Indeed, Rashi, a famous medieval French commentator, notes that the Torah portion begins with the words from God, “Shelakh lekha, Send forth for yourself.” The word lekha, for yourself, is extraneous. God could simply have commanded Moses to send forth people to scout out the land. What is the significance of the words “for yourself”? Precisely because the spies were not sent to scout out the land for God; they were sent to scout out the land for the people.
“Send forth for yourself,” God states.
“By your discretion,” Rashi adds, “I do not command you, but if you wish, send forth.”
In this story, we are witnessing an element of the fundamental nature of people: the need to see things for oneself. Despite the countless miracles witnessed by the people – the plagues in Egypt, the splitting of the Sea of Reeds, the sustenance in the desert, the receiving of the Torah — God recognizes that there is only so much that words alone can do. Promises, no matter how trustworthy and loving the source, can sustain a person only so much.
And so God offers the people a small piece of fulfillment, the allowance that they may send spies ahead to scout the land and report back on their findings.
Unfortunately, along with giving the people a taste of the beauty that would greet them in the land that would become their homeland, the spies report back also of a land that is filled with giants. A land that is powerful. A land of fortified cities. A land, put simply, incapable of conquering by the small nation only recently escaped of grueling slavery.
One of the spies, Caleb, stepped forward to attempt to calm the people. He assured them that they would be successful in conquering the land. It is in his colleagues’ response that we find the most telling statement. His fellow spies reiterate that they would surely fail. They say, “We were like grasshoppers in our eyes, and so we were in their eyes” (Numbers 13:33).

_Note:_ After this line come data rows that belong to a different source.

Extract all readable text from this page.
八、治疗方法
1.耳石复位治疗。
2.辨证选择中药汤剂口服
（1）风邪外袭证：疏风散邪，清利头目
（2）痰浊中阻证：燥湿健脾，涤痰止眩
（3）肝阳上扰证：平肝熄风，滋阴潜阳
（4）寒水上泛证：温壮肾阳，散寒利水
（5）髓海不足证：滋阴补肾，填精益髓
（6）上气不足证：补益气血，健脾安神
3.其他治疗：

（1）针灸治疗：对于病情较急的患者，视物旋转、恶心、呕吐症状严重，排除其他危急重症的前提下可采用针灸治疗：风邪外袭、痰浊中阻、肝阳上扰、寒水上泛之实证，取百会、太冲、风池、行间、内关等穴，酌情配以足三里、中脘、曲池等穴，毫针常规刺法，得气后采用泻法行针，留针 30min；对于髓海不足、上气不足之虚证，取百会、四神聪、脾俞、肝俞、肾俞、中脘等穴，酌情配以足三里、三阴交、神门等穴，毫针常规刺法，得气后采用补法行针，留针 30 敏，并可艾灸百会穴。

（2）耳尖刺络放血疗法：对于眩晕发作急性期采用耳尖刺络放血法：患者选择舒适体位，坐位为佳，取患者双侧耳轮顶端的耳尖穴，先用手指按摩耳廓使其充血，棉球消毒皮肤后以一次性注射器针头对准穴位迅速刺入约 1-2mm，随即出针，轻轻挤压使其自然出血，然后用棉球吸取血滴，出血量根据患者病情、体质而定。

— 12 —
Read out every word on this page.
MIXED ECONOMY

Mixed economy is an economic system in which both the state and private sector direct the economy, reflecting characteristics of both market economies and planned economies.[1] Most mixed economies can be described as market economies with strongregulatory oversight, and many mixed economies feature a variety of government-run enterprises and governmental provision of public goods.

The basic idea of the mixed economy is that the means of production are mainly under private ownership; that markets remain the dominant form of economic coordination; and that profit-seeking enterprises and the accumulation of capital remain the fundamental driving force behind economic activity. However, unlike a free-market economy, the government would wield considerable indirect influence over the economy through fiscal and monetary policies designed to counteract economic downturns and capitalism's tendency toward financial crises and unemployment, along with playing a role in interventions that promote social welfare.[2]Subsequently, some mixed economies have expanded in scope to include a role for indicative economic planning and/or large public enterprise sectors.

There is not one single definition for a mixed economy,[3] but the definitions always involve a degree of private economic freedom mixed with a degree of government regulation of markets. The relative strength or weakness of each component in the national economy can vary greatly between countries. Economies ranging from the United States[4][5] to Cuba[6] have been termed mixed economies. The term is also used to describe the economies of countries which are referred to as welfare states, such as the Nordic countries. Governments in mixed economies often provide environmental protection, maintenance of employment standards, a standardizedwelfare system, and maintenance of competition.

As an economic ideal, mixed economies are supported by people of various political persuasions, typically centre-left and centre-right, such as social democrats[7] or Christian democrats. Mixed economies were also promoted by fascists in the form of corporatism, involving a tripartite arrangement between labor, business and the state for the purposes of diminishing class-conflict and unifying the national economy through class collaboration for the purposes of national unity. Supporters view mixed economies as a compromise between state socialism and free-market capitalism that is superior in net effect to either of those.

Rav Mesharshiya, a sage in Babylonia recorded in the Talmud, used this text as proof that the spies were liars. He pointed out that they could say that they saw themselves as grasshoppers as compared with the people, but they could not know what the people of the land were thinking. Thus, their entire report was constructed from fabrications.
However, one need not see this statement as false. In fact, this proclamation is true, and it may be the very core of the sin of the spies.
“We were like grasshoppers in our eyes, and so we were in their eyes.”
First we saw ourselves as small, meek creatures compared with them. And once we saw ourselves in that way, then others saw ourselves in the same light.
Here we witness a second element of the fundamental nature of people: We project onto others our views of ourselves. As soon as the spies saw themselves as weak, they became weak.
So, too, with the people who heard their report and cried out. When they believed that they would be incapable of successfully conquering and inhabiting the land, they became incapable of conquering and inhabiting the land.
That the people then had to wander in the desert for 40 years until that generation died out and a new one emerged was not merely a punishment, but a natural consequence of a reality that the people had created for themselves.
Maharat Rori Picker Neiss is Director of Programming, Education and Community Engagement at Bais Abraham Congregation.